I just got back from the East Coast where I spent a week visiting my elderly mother. She’s 82 years old and has Parkinson’s disease, and as the things she used to enjoy doing become more difficult for her, she tends to watch more TV. She’s very liberal, and quite politically active. You will occasionally still find her behind the table, at public events, encouraging her fellow Virginians to vote Democratic, so of course, she loves The Daily Show, Late Nite with Steven Colbert, and Samantha Bee.
She watches plenty of news, and she also enjoys several British mystery and drama series. She especially likes the Big Bang Theory, a sit-com that revolves around the fictitious lives of four very brainy, but socially awkward young professionals. The show is very popular, has been on for a long time and now runs in syndication. I got the impression that if you have enough channels, you can find an episode of the Big Bang Theory to watch any time of day or night, and in the week I spent with my mother, I saw so many episodes of that show that the theme song, and it’s bizarre, objectified, reductionist myth about the history of the universe is still ringing in my head days after I’ve returned home.
I haven’t seen that much TV in a long time, and I noticed something interesting about TV programming in general, that lies at the root of what’s wrong with political discourse in America. It comes down to the difference between facts and ideas. You can learn a lot of facts by watching television. TV will give you historical facts and up to the minute facts. You’ll get scientific facts, medical facts, and even the facts of life. Not only will TV give you the facts, but TV rehashes the facts, debates the factuality of the facts and quibbles about the details of the facts.
Besides that, TV glorifies facts in fictional programs. Clues turn into facts that solve mysteries.
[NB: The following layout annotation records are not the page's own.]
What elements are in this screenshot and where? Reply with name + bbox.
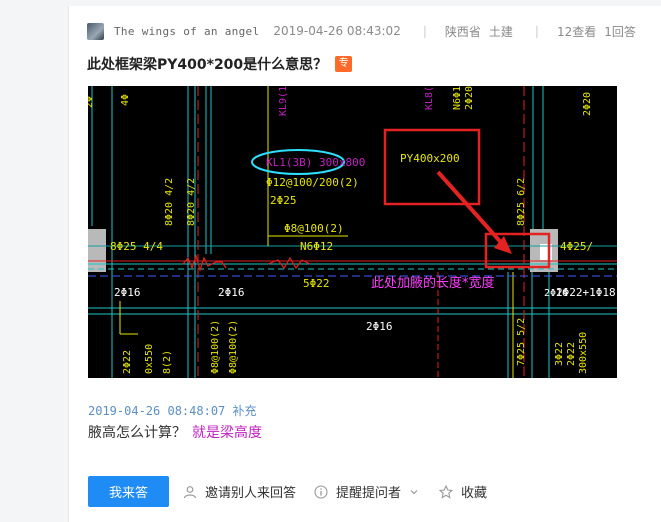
chevron-down-icon bbox=[407, 485, 421, 499]
province-label[interactable]: 陕西省 bbox=[445, 23, 481, 40]
cad-label: N6Φ1 bbox=[452, 86, 463, 110]
cad-label: Φ8@100(2) bbox=[284, 222, 344, 235]
question-title[interactable]: 此处框架梁PY400*200是什么意思？ bbox=[87, 54, 327, 74]
cad-label: KL9(1) bbox=[278, 86, 289, 116]
cad-label: 2Φ bbox=[88, 96, 95, 108]
cad-label: 300x550 bbox=[578, 332, 589, 374]
cad-label: 4Φ bbox=[120, 94, 131, 106]
cad-drawing-image[interactable]: KL1(3B) 300x800 PY400x200 Φ12@100/200(2)… bbox=[88, 86, 617, 378]
remind-action[interactable]: 提醒提问者 bbox=[314, 482, 421, 501]
supplement-highlight: 就是梁高度 bbox=[192, 425, 262, 441]
cad-label: 7Φ25 5/2 bbox=[516, 318, 527, 366]
answer-button[interactable]: 我来答 bbox=[88, 476, 169, 507]
star-icon bbox=[439, 484, 454, 499]
meta-separator: | bbox=[422, 24, 427, 38]
remind-label: 提醒提问者 bbox=[336, 486, 402, 501]
cad-label: 3Φ22 bbox=[554, 342, 565, 366]
column-left bbox=[88, 229, 106, 272]
question-title-row: 此处框架梁PY400*200是什么意思？ 专 bbox=[87, 54, 353, 74]
question-card: The wings of an angel 2019-04-26 08:43:0… bbox=[68, 6, 661, 522]
favorite-label: 收藏 bbox=[461, 486, 488, 501]
cad-label: N6Φ12 bbox=[300, 240, 333, 253]
cad-label: Φ8@100(2) bbox=[228, 320, 239, 374]
cad-label: 2Φ20 bbox=[464, 86, 475, 110]
expert-tag-badge: 专 bbox=[335, 56, 353, 72]
supplement-time: 2019-04-26 08:48:07 补充 bbox=[88, 404, 257, 418]
action-bar: 我来答 邀请别人来回答 提醒提问者 收藏 bbox=[88, 476, 505, 507]
author-name[interactable]: The wings of an angel bbox=[114, 25, 259, 38]
views-count: 12查看 bbox=[556, 24, 597, 39]
cad-label: KL1(3B) 300x800 bbox=[266, 156, 365, 169]
invite-action[interactable]: 邀请别人来回答 bbox=[183, 482, 296, 501]
user-icon bbox=[183, 485, 197, 499]
cad-label: Φ8@100(2) bbox=[210, 320, 221, 374]
supplement-text-row: 腋高怎么计算？ 就是梁高度 bbox=[88, 422, 262, 442]
cad-label: 2Φ16 bbox=[366, 320, 393, 333]
cad-label: 8Φ20 4/2 bbox=[186, 178, 197, 226]
cad-label: 5Φ22 bbox=[303, 277, 330, 290]
cad-label: 4Φ25/ bbox=[560, 240, 593, 253]
cad-label: KL8(1) bbox=[424, 86, 435, 110]
cad-label: 2Φ25 bbox=[270, 194, 297, 207]
cad-label: 8(2) bbox=[162, 350, 173, 374]
meta-separator-2: | bbox=[534, 24, 539, 38]
cad-label: 8Φ25 4/4 bbox=[110, 240, 163, 253]
cad-label: 8Φ20 4/2 bbox=[164, 178, 175, 226]
answers-count: 1回答 bbox=[604, 24, 636, 39]
cad-label: 0x550 bbox=[144, 344, 155, 374]
cad-label: 2Φ22 bbox=[566, 342, 577, 366]
info-icon bbox=[314, 484, 328, 499]
cad-label: 2Φ20 bbox=[582, 92, 593, 116]
cad-label: 2Φ22 bbox=[122, 350, 133, 374]
invite-label: 邀请别人来回答 bbox=[205, 486, 297, 501]
haunch-note: 此处加腋的长度*宽度 bbox=[371, 275, 495, 291]
favorite-action[interactable]: 收藏 bbox=[439, 482, 487, 501]
posted-time: 2019-04-26 08:43:02 bbox=[273, 24, 401, 38]
cad-label: Φ12@100/200(2) bbox=[266, 176, 359, 189]
question-meta: The wings of an angel 2019-04-26 08:43:0… bbox=[87, 22, 636, 40]
cad-label: 2Φ16 bbox=[218, 286, 245, 299]
avatar[interactable] bbox=[87, 22, 104, 40]
cad-label: 2Φ16 bbox=[114, 286, 141, 299]
cad-label: PY400x200 bbox=[400, 152, 460, 165]
supplement-text: 腋高怎么计算？ bbox=[88, 425, 186, 441]
category-label[interactable]: 土建 bbox=[489, 23, 513, 40]
cad-label: 8Φ25 6/2 bbox=[516, 178, 527, 226]
cad-label: 2Φ16 bbox=[544, 288, 568, 299]
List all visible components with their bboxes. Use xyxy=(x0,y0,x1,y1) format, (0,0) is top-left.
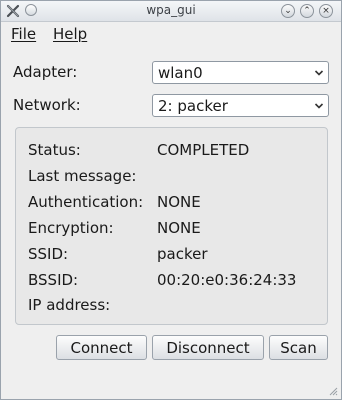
ip-address-label: IP address: xyxy=(28,296,111,314)
minimize-icon[interactable]: ⌄ xyxy=(281,4,295,18)
adapter-select-value: wlan0 xyxy=(158,64,203,82)
connect-button[interactable]: Connect xyxy=(56,335,147,360)
close-icon[interactable]: × xyxy=(319,4,333,18)
chevron-down-icon xyxy=(314,103,324,109)
network-select-value: 2: packer xyxy=(158,97,228,115)
bssid-label: BSSID: xyxy=(28,271,79,289)
disconnect-button[interactable]: Disconnect xyxy=(152,335,264,360)
network-label: Network: xyxy=(13,96,81,114)
adapter-label: Adapter: xyxy=(13,63,78,81)
chevron-down-icon xyxy=(314,70,324,76)
title-bar[interactable]: wpa_gui ⌄ ⌃ × xyxy=(1,1,341,22)
wpa-gui-window: wpa_gui ⌄ ⌃ × File Help Adapter: wlan0 N… xyxy=(0,0,342,400)
maximize-icon[interactable]: ⌃ xyxy=(300,4,314,18)
menu-bar: File Help xyxy=(1,22,341,46)
adapter-select[interactable]: wlan0 xyxy=(152,61,329,84)
status-panel: Status: COMPLETED Last message: Authenti… xyxy=(15,127,328,325)
bssid-value: 00:20:e0:36:24:33 xyxy=(157,271,297,289)
ssid-value: packer xyxy=(157,245,208,263)
resize-grip-icon[interactable] xyxy=(328,386,338,396)
encryption-label: Encryption: xyxy=(28,219,114,237)
authentication-value: NONE xyxy=(157,193,201,211)
last-message-label: Last message: xyxy=(28,167,137,185)
status-label: Status: xyxy=(28,141,81,159)
authentication-label: Authentication: xyxy=(28,193,144,211)
encryption-value: NONE xyxy=(157,219,201,237)
status-value: COMPLETED xyxy=(157,141,250,159)
menu-help[interactable]: Help xyxy=(53,25,87,43)
scan-button[interactable]: Scan xyxy=(269,335,328,360)
menu-file-label: File xyxy=(11,25,37,43)
menu-file[interactable]: File xyxy=(11,25,36,43)
network-select[interactable]: 2: packer xyxy=(152,94,329,117)
ssid-label: SSID: xyxy=(28,245,69,263)
menu-help-label: Help xyxy=(53,25,88,43)
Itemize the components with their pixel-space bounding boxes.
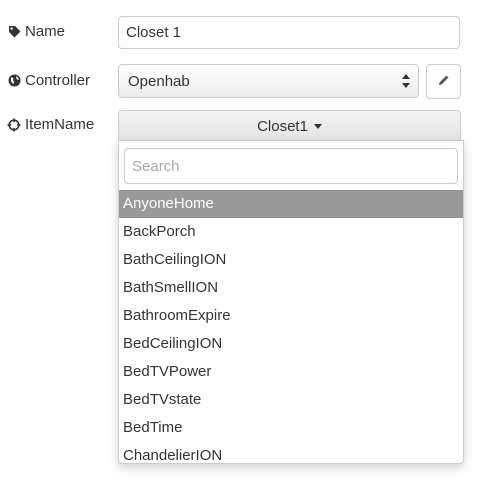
itemname-label: ItemName <box>7 116 94 133</box>
dropdown-option[interactable]: AnyoneHome <box>119 190 463 218</box>
itemname-selected-value: Closet1 <box>257 117 308 135</box>
dropdown-option-list: AnyoneHome BackPorch BathCeilingION Bath… <box>119 190 463 463</box>
dropdown-option[interactable]: BedTime <box>119 414 463 442</box>
pencil-icon <box>438 73 449 91</box>
dropdown-option[interactable]: BathSmellION <box>119 274 463 302</box>
edit-controller-button[interactable] <box>426 64 461 99</box>
controller-selected-value: Openhab <box>128 72 190 90</box>
select-arrows-icon <box>402 73 410 89</box>
name-input[interactable] <box>118 16 460 49</box>
dropdown-option[interactable]: BedTVstate <box>119 386 463 414</box>
itemname-label-text: ItemName <box>25 116 95 133</box>
crosshairs-icon <box>7 118 21 132</box>
dropdown-search-input[interactable] <box>124 148 458 184</box>
tag-icon <box>7 25 21 39</box>
dropdown-option[interactable]: BackPorch <box>119 218 463 246</box>
name-label-text: Name <box>25 23 66 40</box>
dropdown-option[interactable]: BedCeilingION <box>119 330 463 358</box>
itemname-dropdown-toggle[interactable]: Closet1 <box>118 110 461 142</box>
globe-icon <box>7 74 21 88</box>
dropdown-option[interactable]: ChandelierION <box>119 442 463 463</box>
name-label: Name <box>7 23 65 40</box>
dropdown-option[interactable]: BathroomExpire <box>119 302 463 330</box>
dropdown-option[interactable]: BathCeilingION <box>119 246 463 274</box>
controller-label-text: Controller <box>25 72 91 89</box>
itemname-dropdown-menu: AnyoneHome BackPorch BathCeilingION Bath… <box>118 140 464 464</box>
controller-label: Controller <box>7 72 90 89</box>
dropdown-option[interactable]: BedTVPower <box>119 358 463 386</box>
controller-select[interactable]: Openhab <box>118 64 419 98</box>
caret-down-icon <box>313 124 322 129</box>
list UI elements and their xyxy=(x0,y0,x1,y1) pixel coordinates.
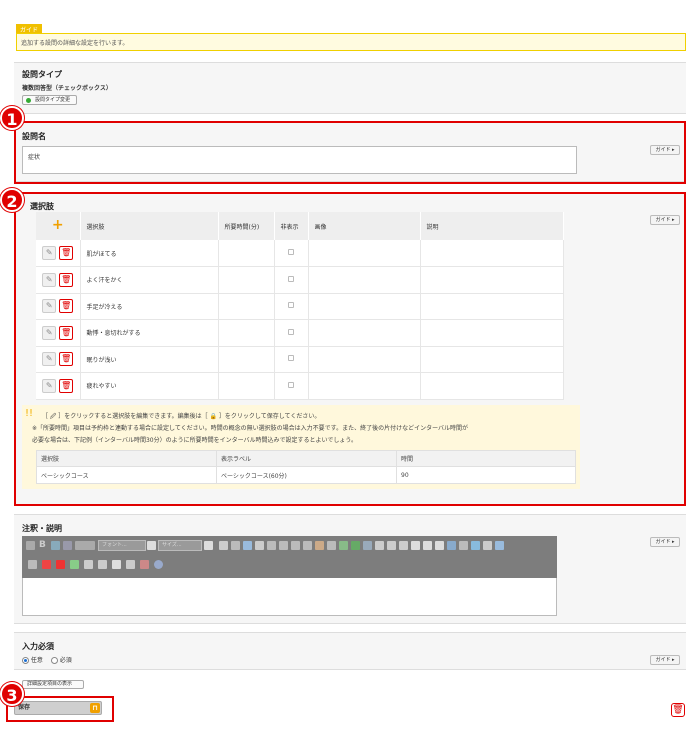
color-icon[interactable] xyxy=(447,541,456,550)
delete-question-button[interactable]: 🗑 xyxy=(671,703,685,717)
paragraph-icon[interactable] xyxy=(327,541,336,550)
undo-icon[interactable] xyxy=(84,560,93,569)
step-badge-1: 1 xyxy=(0,106,24,130)
annotation-editor[interactable] xyxy=(22,578,557,616)
size-dropdown-icon[interactable] xyxy=(204,541,213,550)
guide-message: 追加する設問の詳細な設定を行います。 xyxy=(16,33,686,51)
detail-settings-toggle[interactable]: 詳細設定項目の表示 xyxy=(22,680,84,689)
youtube-icon[interactable] xyxy=(56,560,65,569)
bold-icon[interactable]: B xyxy=(39,540,46,550)
unlink-icon[interactable] xyxy=(351,541,360,550)
step-badge-2: 2 xyxy=(0,188,24,212)
question-type-title: 設問タイプ xyxy=(22,70,62,79)
list-icon[interactable] xyxy=(291,541,300,550)
table-icon[interactable] xyxy=(243,541,252,550)
background-color-icon[interactable] xyxy=(459,541,468,550)
optional-label: 任意 xyxy=(30,657,43,664)
flash-icon[interactable] xyxy=(363,541,372,550)
page-icon[interactable] xyxy=(399,541,408,550)
bullet-list-icon[interactable] xyxy=(267,541,276,550)
help-icon[interactable] xyxy=(154,560,163,569)
trash-icon: 🗑 xyxy=(672,705,684,715)
required-guide-button[interactable]: ガイド ▸ xyxy=(650,655,680,665)
link-icon[interactable] xyxy=(51,541,60,550)
template-icon[interactable] xyxy=(375,541,384,550)
change-icon xyxy=(26,98,31,103)
align-left-icon[interactable] xyxy=(411,541,420,550)
maximize-icon[interactable] xyxy=(483,541,492,550)
required-section: 入力必須 任意 必須 ガイド ▸ xyxy=(14,632,686,670)
document-icon[interactable] xyxy=(387,541,396,550)
image-icon[interactable] xyxy=(63,541,72,550)
highlight-frame-1 xyxy=(14,121,686,184)
font-select[interactable]: フォント... xyxy=(98,540,146,551)
copy-icon[interactable] xyxy=(219,541,228,550)
align-center-icon[interactable] xyxy=(423,541,432,550)
question-type-value: 複数回答型（チェックボックス） xyxy=(22,85,112,92)
paste-icon[interactable] xyxy=(231,541,240,550)
annotation-title: 注釈・説明 xyxy=(22,524,62,533)
align-right-icon[interactable] xyxy=(435,541,444,550)
anchor-icon[interactable] xyxy=(339,541,348,550)
indent-icon[interactable] xyxy=(255,541,264,550)
rich-text-toolbar: B フォント... サイズ... xyxy=(22,536,557,578)
change-question-type-button[interactable]: 設問タイプ変更 xyxy=(22,95,77,105)
optional-radio[interactable] xyxy=(22,657,29,664)
embed-icon[interactable] xyxy=(70,560,79,569)
change-question-type-label: 設問タイプ変更 xyxy=(35,97,71,103)
font-dropdown-icon[interactable] xyxy=(147,541,156,550)
map-pin-icon[interactable] xyxy=(42,560,51,569)
required-title: 入力必須 xyxy=(22,642,54,651)
required-radios: 任意 必須 xyxy=(22,655,72,664)
select-all-icon[interactable] xyxy=(126,560,135,569)
mandatory-label: 必須 xyxy=(59,657,72,664)
media-icon[interactable] xyxy=(471,541,480,550)
text-format-icon[interactable] xyxy=(75,541,95,550)
highlight-frame-2 xyxy=(14,192,686,506)
numbered-list-icon[interactable] xyxy=(279,541,288,550)
size-select[interactable]: サイズ... xyxy=(158,540,202,551)
quote-icon[interactable] xyxy=(303,541,312,550)
question-type-section: 設問タイプ 複数回答型（チェックボックス） xyxy=(14,62,686,114)
preview-icon[interactable] xyxy=(495,541,504,550)
redo-icon[interactable] xyxy=(98,560,107,569)
step-badge-3: 3 xyxy=(0,682,24,706)
calendar-icon[interactable] xyxy=(28,560,37,569)
annotation-guide-button[interactable]: ガイド ▸ xyxy=(650,537,680,547)
emoji-icon[interactable] xyxy=(315,541,324,550)
find-icon[interactable] xyxy=(112,560,121,569)
source-icon[interactable] xyxy=(26,541,35,550)
remove-format-icon[interactable] xyxy=(140,560,149,569)
mandatory-radio[interactable] xyxy=(50,657,58,664)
In dramatic series, the hero pulls some obscure fact out of his deep memory and applies it to his current dire predicament to save the day, and in sit-coms, like the Big Bang Theory where four science geeks bludgeon each other with scientific facts as ridiculously as the Three Stooges did with face-slaps, head-bonks and eye-pokes. Even the commercials tell you to “get the facts,” because “facts matter,” and “that’s a fact.”
On the other hand, I saw very few ideas on TV. For all of the facts TV spews, they all came at me from within a very narrow perspective, divorced from context. TV does not present nearly enough ideas to make sense of the facts they bombard us with. We get the Republican perspective and the Democratic perspective, neither of which contain enough ideas to make sense of the world, both of which share the same fundamental belief system, which is always assumed, and never questioned.
You will see lots of programs on TV about the latest scientific breakthroughs, and we marvel at the new products they hope to create with them. Why do we never see programs about alternative economic systems or alternative political ideas, and marvel at the potential improvements in society? Why don’t we see programs about Social Ecology, or even biological ecology for that matter? TV buries this paucity of ideas beneath an avalanche of facts. As a result, instead of debating ideas in our public dialogue, we bicker about facts.
That’s why I don’t believe that journalists help us much. The facts don’t matter if you don’t have enough ideas to make sense of them. Without context or perspective, this parade of facts becomes a blinding snowstorm of distraction.
Meanwhile, this is what people have come to expect from political discussion, a rehash of recent facts, and two, superficially different knee-jerk reactions to them. While TV may have expanded our horizons, by showing us images from around the world, this constant barrage of information warps our perception of reality, narrows our perspective and diminishes our ability to think.